Parfois, les personnes qui consomment de la drogue seront amenées et « accueillies » avec force et violence physique par des « gardes ». D'autres fois, les personnes qui consomment de la drogue sont arrêtées par des membres de la soi-disant patrouille spirituelle, composée de manière variable de «détenus», des directeurs des centres et d'autres personnes. Les personnes qui consomment de la drogue sont récupérées à leur domicile et emmenées de force au centre, recourant souvent à la violence physique et verbale pour ce faire. Dans certains centres, les traitements obligatoires et les sévices physiques et psychologiques s'accompagnent de tortures, de violences sexuelles et parfois d'homicides.

Dans les entretiens pour notre rapport, des femmes et des filles souvent aussi jeunes que 14 ans ont raconté comment elles avaient été enlevées puis retenues contre leur gré. 

 

Je me souviens d'être en train de dormir - je venais de rentrer à la maison après m'être enfuie - quand trois hommes sont entrés, m'ont attrapé par les bras et les pieds, m'ont fait monter dans un taxi et sur le chemin de notre destin, ils m'ont dit que je le méritais parce que j'étais toxicomane. - Lilia.

 

Pendant le temps que j'ai passé à cette clinique, nous étions toute la journée en thérapie, par exemple : Tu as un certain temps pour prendre une douche, à l'heure du déjeuner tu ne peux pas parler, les hommes et les femmes ont interdiction de se regarder, on ne peut pas se parler, et si tu désobéis, tu es puni , (et) après trois avertissements, vous alliez être battu. - Yuri.

 

Je veux aider à arrêter tout ce qu'ils nous font, parce que, quand le pasteur nous punit… il nous mouille avec de l'eau froide très tôt le matin. L'autre jour, elle a versé de l'eau sur certains d'entre nous pour qu'ils lavent les couvertures, elles étaient gelées, puis elle nous a donné les couvertures mouillées. Et bien, je ne veux pas que cela se reproduise, ils nous jettent des déchets pour que nous les nettoyions. - Ana

 

Quand tu arrives volontairement, oui, tu peux partir quand tu veux ; cependant, quand est-ce que votre famille vous emmène et paie votre séjour, alors, vous ne pouvez partir que lorsqu'ils le disent. — Selma.

 

La fermeture des centres de soins obligatoires est clairement une urgence de santé publique. Cependant, dans des pays comme le Mexique, où aucune offre publique de traitement n'est disponible, l'État reste dans une complicité silencieuse, tandis que les massacres et les détentions arbitraires continuent de se produire en toute impunité. La détention est non seulement arbitraire, mais aussi indéfinie : les centres, qui facturent aux familles l'entretien du détenu, détiennent les personnes jusqu'à ce qu'elles soient considérées comme « réhabilitées » : en gros un enlèvement avec une rançon hebdomadaire.

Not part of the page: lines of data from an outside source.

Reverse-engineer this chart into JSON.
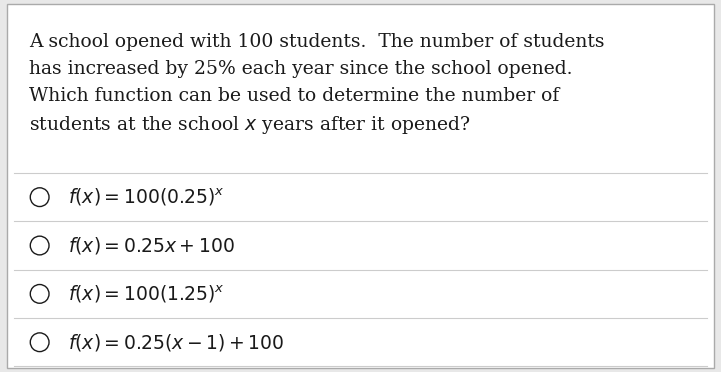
{
  "background_color": "#e8e8e8",
  "box_color": "#ffffff",
  "box_border_color": "#aaaaaa",
  "text_color": "#1a1a1a",
  "divider_color": "#cccccc",
  "font_size_para": 13.5,
  "font_size_options": 13.5,
  "para_lines": [
    "A school opened with 100 students.  The number of students",
    "has increased by 25% each year since the school opened.",
    "Which function can be used to determine the number of",
    "students at the school $x$ years after it opened?"
  ],
  "option_texts": [
    "$f(x) = 100(0.25)^{x}$",
    "$f(x) = 0.25x + 100$",
    "$f(x) = 100(1.25)^{x}$",
    "$f(x) = 0.25(x - 1) + 100$"
  ]
}
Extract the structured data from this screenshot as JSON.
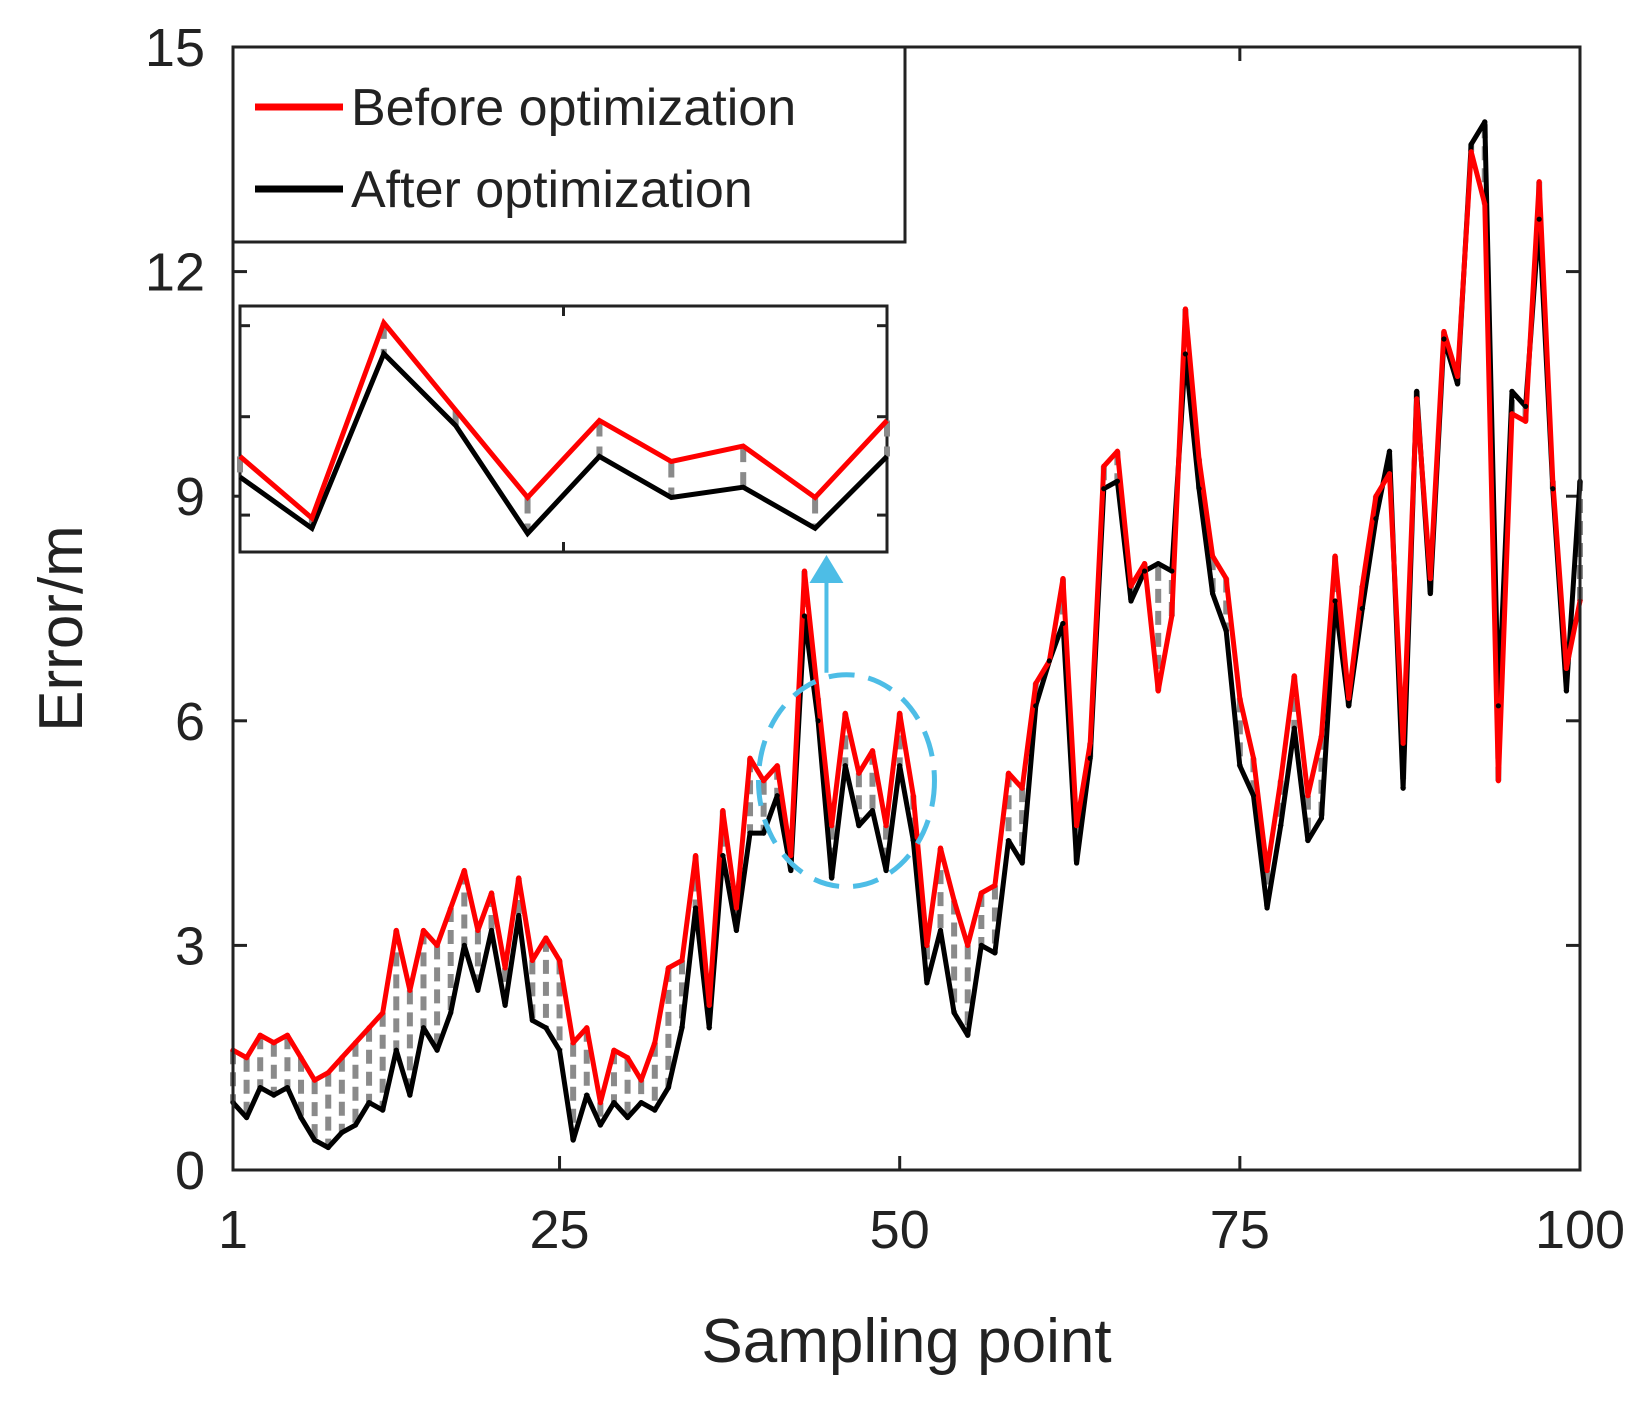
{
  "chart_data": {
    "type": "line",
    "title": "",
    "xlabel": "Sampling point",
    "ylabel": "Error/m",
    "xlim": [
      1,
      100
    ],
    "ylim": [
      0,
      15
    ],
    "xticks": [
      1,
      25,
      50,
      75,
      100
    ],
    "yticks": [
      0,
      3,
      6,
      9,
      12,
      15
    ],
    "x": [
      1,
      2,
      3,
      4,
      5,
      6,
      7,
      8,
      9,
      10,
      11,
      12,
      13,
      14,
      15,
      16,
      17,
      18,
      19,
      20,
      21,
      22,
      23,
      24,
      25,
      26,
      27,
      28,
      29,
      30,
      31,
      32,
      33,
      34,
      35,
      36,
      37,
      38,
      39,
      40,
      41,
      42,
      43,
      44,
      45,
      46,
      47,
      48,
      49,
      50,
      51,
      52,
      53,
      54,
      55,
      56,
      57,
      58,
      59,
      60,
      61,
      62,
      63,
      64,
      65,
      66,
      67,
      68,
      69,
      70,
      71,
      72,
      73,
      74,
      75,
      76,
      77,
      78,
      79,
      80,
      81,
      82,
      83,
      84,
      85,
      86,
      87,
      88,
      89,
      90,
      91,
      92,
      93,
      94,
      95,
      96,
      97,
      98,
      99,
      100
    ],
    "series": [
      {
        "name": "Before optimization",
        "color": "#ff0000",
        "values": [
          1.6,
          1.5,
          1.8,
          1.7,
          1.8,
          1.5,
          1.2,
          1.3,
          1.5,
          1.7,
          1.9,
          2.1,
          3.2,
          2.4,
          3.2,
          3.0,
          3.5,
          4.0,
          3.2,
          3.7,
          2.7,
          3.9,
          2.8,
          3.1,
          2.8,
          1.7,
          1.9,
          0.9,
          1.6,
          1.5,
          1.2,
          1.7,
          2.7,
          2.8,
          4.2,
          2.2,
          4.8,
          3.5,
          5.5,
          5.2,
          5.4,
          4.2,
          8.0,
          6.3,
          4.6,
          6.1,
          5.3,
          5.6,
          4.6,
          6.1,
          5.0,
          3.0,
          4.3,
          3.6,
          3.0,
          3.7,
          3.8,
          5.3,
          5.1,
          6.5,
          6.8,
          7.9,
          4.6,
          5.7,
          9.4,
          9.6,
          7.8,
          8.1,
          6.4,
          7.4,
          11.5,
          9.5,
          8.2,
          7.9,
          6.3,
          5.5,
          4.0,
          5.2,
          6.6,
          5.0,
          5.8,
          8.2,
          6.3,
          7.8,
          9.0,
          9.3,
          5.7,
          10.3,
          7.9,
          11.2,
          10.6,
          13.6,
          12.9,
          5.2,
          10.1,
          10.0,
          13.2,
          9.2,
          6.7,
          7.6
        ]
      },
      {
        "name": "After optimization",
        "color": "#000000",
        "values": [
          0.9,
          0.7,
          1.1,
          1.0,
          1.1,
          0.7,
          0.4,
          0.3,
          0.5,
          0.6,
          0.9,
          0.8,
          1.6,
          1.0,
          1.9,
          1.6,
          2.1,
          3.0,
          2.4,
          3.2,
          2.2,
          3.4,
          2.0,
          1.9,
          1.6,
          0.4,
          1.0,
          0.6,
          0.9,
          0.7,
          0.9,
          0.8,
          1.1,
          1.9,
          3.5,
          1.9,
          4.2,
          3.2,
          4.5,
          4.5,
          5.0,
          4.0,
          7.4,
          6.0,
          3.9,
          5.4,
          4.6,
          4.8,
          4.0,
          5.4,
          4.4,
          2.5,
          3.2,
          2.1,
          1.8,
          3.0,
          2.9,
          4.4,
          4.1,
          6.2,
          6.8,
          7.3,
          4.1,
          5.5,
          9.1,
          9.2,
          7.6,
          8.0,
          8.1,
          8.0,
          10.9,
          9.1,
          7.7,
          7.2,
          5.4,
          5.0,
          3.5,
          4.6,
          5.9,
          4.4,
          4.7,
          7.6,
          6.2,
          7.5,
          8.7,
          9.6,
          5.1,
          10.4,
          7.7,
          11.1,
          10.5,
          13.7,
          14.0,
          6.2,
          10.4,
          10.2,
          12.7,
          9.1,
          6.4,
          9.2
        ]
      }
    ],
    "inset": {
      "x_range": [
        41,
        50
      ],
      "note_shape": "dashed circle with arrow pointing to zoomed inset"
    },
    "legend": {
      "placement": "top-left",
      "box": true
    }
  }
}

Le rapport complet "Femmes qui consomment de la drogue et incarcération au Mexique" - disponible en Anglais – met en lumière la détention obligatoire et arbitraire de personnes qui consomment de la drogue dans des « centres de détention et de réhabilitation pour toxicomanes » privés ou publics et souligne l'urgence avec laquelle de tels centres doivent être supprimés.